I just finished an informal rehearsal for our live Christmas show. The bluegrass band will be in top shape. So will the trained elephants, the trapeze act, the fire breather, and the guy juggling Broadman Hymnals. And if things work out, I might even do some clogging on camera.
No, I’m only kidding. There are no elephants. And I can’t clog, not unless I’m at my cousin’s wedding reception and the band starts playing Steppenwolf’s “Magic Carpet Ride” while I’m in line at the open bar.
It’s been a long time since we’ve done our live show. A long, long time. Almost a year now. I can hardly believe it’s been so long. Because at this time last year we were on the road. We’d done 160 shows that year, and my wife and I had crossed almost 40 U.S. states in our little plumber’s utility van. It was just what we did.
Don’t misunderstand me, ours was not a glamorous career. Many times I’d perform before crowds of four or five people who often wore malfunctioning hearing aids and kept shouting, “What’d he say?!”
Like the time my elderly uncle attended one of my performances in Tennessee, and after what I considered a great show, in the theater lobby, my uncle’s first words to me were, “I forgot my hearing aids.”
So I hugged him and laughed, and I told him “I love you.” Then, in a brief moment of sincerity, which only shows you the affection between us, he answered, “What the hell did he just say, Eulah?”
But anyway, after all that performing in different places I had become exhausted inside and out, right down to my internal organs. Cheap hotel continental breakfast food had become the affliction of my existence. I was sick of riding in vans. There were definitely downsides to life on the road, but altogether it was a blast. And it’s a shame I didn’t realize I was having the most fun of my lifetime.
Also, lest I forget, performing was my actual job.

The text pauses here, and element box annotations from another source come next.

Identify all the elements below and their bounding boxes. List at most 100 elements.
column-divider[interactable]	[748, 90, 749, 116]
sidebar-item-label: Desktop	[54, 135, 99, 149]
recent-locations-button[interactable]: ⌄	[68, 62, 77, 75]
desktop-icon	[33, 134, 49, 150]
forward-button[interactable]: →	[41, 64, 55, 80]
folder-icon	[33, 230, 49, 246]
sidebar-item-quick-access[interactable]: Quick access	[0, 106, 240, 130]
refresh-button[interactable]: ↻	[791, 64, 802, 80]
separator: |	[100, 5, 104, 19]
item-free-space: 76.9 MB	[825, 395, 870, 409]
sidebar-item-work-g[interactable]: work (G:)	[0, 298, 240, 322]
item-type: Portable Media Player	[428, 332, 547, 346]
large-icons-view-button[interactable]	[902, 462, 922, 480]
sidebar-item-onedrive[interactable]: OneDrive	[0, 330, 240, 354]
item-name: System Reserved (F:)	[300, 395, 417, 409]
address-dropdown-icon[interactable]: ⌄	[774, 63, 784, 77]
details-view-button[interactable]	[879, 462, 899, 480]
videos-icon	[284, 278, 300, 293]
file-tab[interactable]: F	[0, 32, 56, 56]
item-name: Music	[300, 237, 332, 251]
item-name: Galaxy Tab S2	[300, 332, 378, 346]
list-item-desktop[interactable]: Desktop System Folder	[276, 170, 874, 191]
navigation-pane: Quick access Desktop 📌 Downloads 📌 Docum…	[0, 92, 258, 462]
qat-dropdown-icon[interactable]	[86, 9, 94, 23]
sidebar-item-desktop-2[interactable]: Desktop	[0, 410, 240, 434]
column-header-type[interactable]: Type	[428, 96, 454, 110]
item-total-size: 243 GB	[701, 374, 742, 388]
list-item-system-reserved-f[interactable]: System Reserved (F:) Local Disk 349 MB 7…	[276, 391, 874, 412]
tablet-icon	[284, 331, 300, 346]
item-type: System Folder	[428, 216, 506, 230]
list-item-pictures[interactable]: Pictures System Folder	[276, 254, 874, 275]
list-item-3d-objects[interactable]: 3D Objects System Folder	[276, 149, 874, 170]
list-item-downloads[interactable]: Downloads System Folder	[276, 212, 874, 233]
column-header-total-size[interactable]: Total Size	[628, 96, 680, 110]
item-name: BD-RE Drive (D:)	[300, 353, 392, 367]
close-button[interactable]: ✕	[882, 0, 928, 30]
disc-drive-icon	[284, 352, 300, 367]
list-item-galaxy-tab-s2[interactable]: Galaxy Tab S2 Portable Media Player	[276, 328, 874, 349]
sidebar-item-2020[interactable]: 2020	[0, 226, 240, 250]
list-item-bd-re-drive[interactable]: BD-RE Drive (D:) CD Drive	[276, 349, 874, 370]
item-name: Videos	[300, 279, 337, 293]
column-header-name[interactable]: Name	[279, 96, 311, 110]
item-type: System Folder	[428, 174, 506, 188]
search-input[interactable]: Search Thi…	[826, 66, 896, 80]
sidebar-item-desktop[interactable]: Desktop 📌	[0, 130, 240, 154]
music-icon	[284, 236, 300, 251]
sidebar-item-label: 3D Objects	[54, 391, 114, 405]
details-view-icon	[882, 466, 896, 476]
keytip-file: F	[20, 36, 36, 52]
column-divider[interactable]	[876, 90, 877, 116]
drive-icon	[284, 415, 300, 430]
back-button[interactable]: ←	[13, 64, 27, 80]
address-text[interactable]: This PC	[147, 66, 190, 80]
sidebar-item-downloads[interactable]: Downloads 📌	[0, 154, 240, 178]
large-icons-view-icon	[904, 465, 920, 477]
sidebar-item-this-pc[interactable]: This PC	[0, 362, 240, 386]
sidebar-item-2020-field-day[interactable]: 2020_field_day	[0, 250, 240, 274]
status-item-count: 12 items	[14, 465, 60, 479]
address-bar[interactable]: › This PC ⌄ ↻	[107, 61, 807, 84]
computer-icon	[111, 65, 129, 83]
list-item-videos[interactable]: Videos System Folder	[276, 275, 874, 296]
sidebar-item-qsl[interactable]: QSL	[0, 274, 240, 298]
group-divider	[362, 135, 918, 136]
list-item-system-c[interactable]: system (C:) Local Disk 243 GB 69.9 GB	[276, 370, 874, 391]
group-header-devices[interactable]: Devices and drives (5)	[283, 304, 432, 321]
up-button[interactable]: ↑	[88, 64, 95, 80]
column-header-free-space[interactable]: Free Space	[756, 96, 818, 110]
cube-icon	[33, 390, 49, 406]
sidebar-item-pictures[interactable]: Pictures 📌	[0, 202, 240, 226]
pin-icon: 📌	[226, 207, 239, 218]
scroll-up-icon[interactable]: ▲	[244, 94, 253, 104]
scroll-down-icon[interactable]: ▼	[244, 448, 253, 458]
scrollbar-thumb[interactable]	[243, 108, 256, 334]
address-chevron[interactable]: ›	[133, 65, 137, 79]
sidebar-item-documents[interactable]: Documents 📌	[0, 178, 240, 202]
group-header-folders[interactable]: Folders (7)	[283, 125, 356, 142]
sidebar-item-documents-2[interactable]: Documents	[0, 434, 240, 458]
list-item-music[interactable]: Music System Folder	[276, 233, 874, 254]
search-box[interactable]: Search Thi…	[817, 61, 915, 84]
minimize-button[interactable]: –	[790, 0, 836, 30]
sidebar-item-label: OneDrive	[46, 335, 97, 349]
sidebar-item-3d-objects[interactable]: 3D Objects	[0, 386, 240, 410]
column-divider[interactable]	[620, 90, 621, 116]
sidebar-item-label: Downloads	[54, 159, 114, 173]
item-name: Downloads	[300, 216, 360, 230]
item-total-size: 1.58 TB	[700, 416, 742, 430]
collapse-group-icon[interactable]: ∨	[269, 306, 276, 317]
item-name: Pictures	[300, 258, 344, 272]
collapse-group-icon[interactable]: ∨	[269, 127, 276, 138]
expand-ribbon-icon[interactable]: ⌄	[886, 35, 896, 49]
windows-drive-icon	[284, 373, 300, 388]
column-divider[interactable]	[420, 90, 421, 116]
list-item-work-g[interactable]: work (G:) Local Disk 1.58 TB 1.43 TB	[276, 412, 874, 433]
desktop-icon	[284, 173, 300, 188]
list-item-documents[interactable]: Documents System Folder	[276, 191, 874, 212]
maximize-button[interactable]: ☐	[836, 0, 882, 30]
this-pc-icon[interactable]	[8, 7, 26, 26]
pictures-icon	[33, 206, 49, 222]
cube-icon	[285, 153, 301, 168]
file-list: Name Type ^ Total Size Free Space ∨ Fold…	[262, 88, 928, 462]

Meaning, when the pandemic hit I lost my freaking job. I don’t want to harp on this subject because there are too many people out there who have things WAY worse than me. I have a friend, for example, who got fired from his desk job and takes gig-work delivering things, and still somehow works two part-time custodial jobs. Not to mention my cousin had his new Kia repossessed. Although, to be fair, he’s had three repossessions over the years.

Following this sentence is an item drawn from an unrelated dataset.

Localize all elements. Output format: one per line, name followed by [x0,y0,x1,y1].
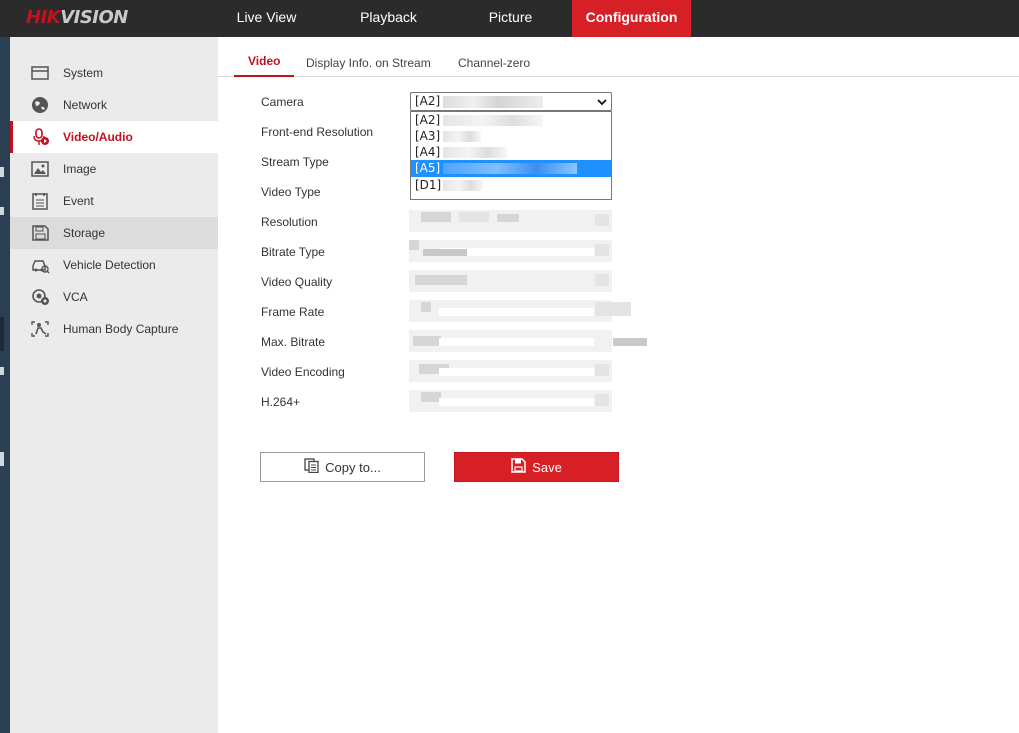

But the fact was, I was suddenly unemployed. No more shows. You’re fired, kid. Bye. And unemployment messes with your self esteem.
I’ve never NOT had a job. Not since I was 14, when I started hanging drywall on a construction jobsite, where my coworkers played KC and the Sunshine Band cassettes on repeat for, literally, eight hours each day. To this day, if I hear “Shake, Shake, Shake Your Booty,” I start to break into cold sweats and fight the urge to use an orbital sander.
You don’t want to even know what happens when I hear “That’s the Way (I Like It).”
When the global pandemic slammed into Alabama like a runaway boxcar we were in Birmingham, doing our final show. Although I had no idea it would be our last one. The next night, all our gigs were cancelled until January 1, 2059.
Magic City shut down. Stores closed. Proverbial plywood hung over the windows. On our way home, we drove past mile-long supermarket lines, and saw people racing to cars with armloads of toilet paper.
A few weeks after that: riots broke out in the U.S. The mortality rate was what headlines were now about. And just when it couldn’t get any weirder, I started getting disgruntled hate mail from random readers. I’d rather deal with door-to-door evangelists than hate mail. People just seemed so mad.
Meanwhile, I spent those first months jobless, sitting in my PJs, realizing that, hey, this was for real.
Again, I’m not complaining, I’m merely saying that mental health has not been my strong suit this year. And it’s not just me suffering, but everyone. Thank heaven for this column, it’s been the only thing keeping me from taking juggling lessons.
But enough about me. I tell you these things to get back to this: I am so very, very, very grateful to have something to look forward to again. Although our humble show isn’t for a live audience, only for live cameras, it’s enough for me. Just hearing that fiddle whine again, hearing the mandolin sing; just being part of something fun, and telling my little stories to a microphone will make me feel so useful.
I think that’s what I miss the most. Usefulness. So I suppose I’m writing this because I am glad. Glad to have something to look forward to. I’m grateful for the small things I never paid attention to before. And I’m embarrassed to admit I was so flippant about them once.
But I’m not going to be like that anymore. I hereby promise myself I’m going to pay complete attention to each drop of happiness I find in this life, and hold them in my hand like chocolate covered Pecan Fiddlesticks from Priester’s. Or at the very least, like Pecan Choc-o-Mellows.
I’m not going back to the old me. We are going to put on a live Christmas show, by dog. I will play music with my friends, and I shall cherish every blessed moment that I am given upon this earth.
And if I hear the right song, I might even clog.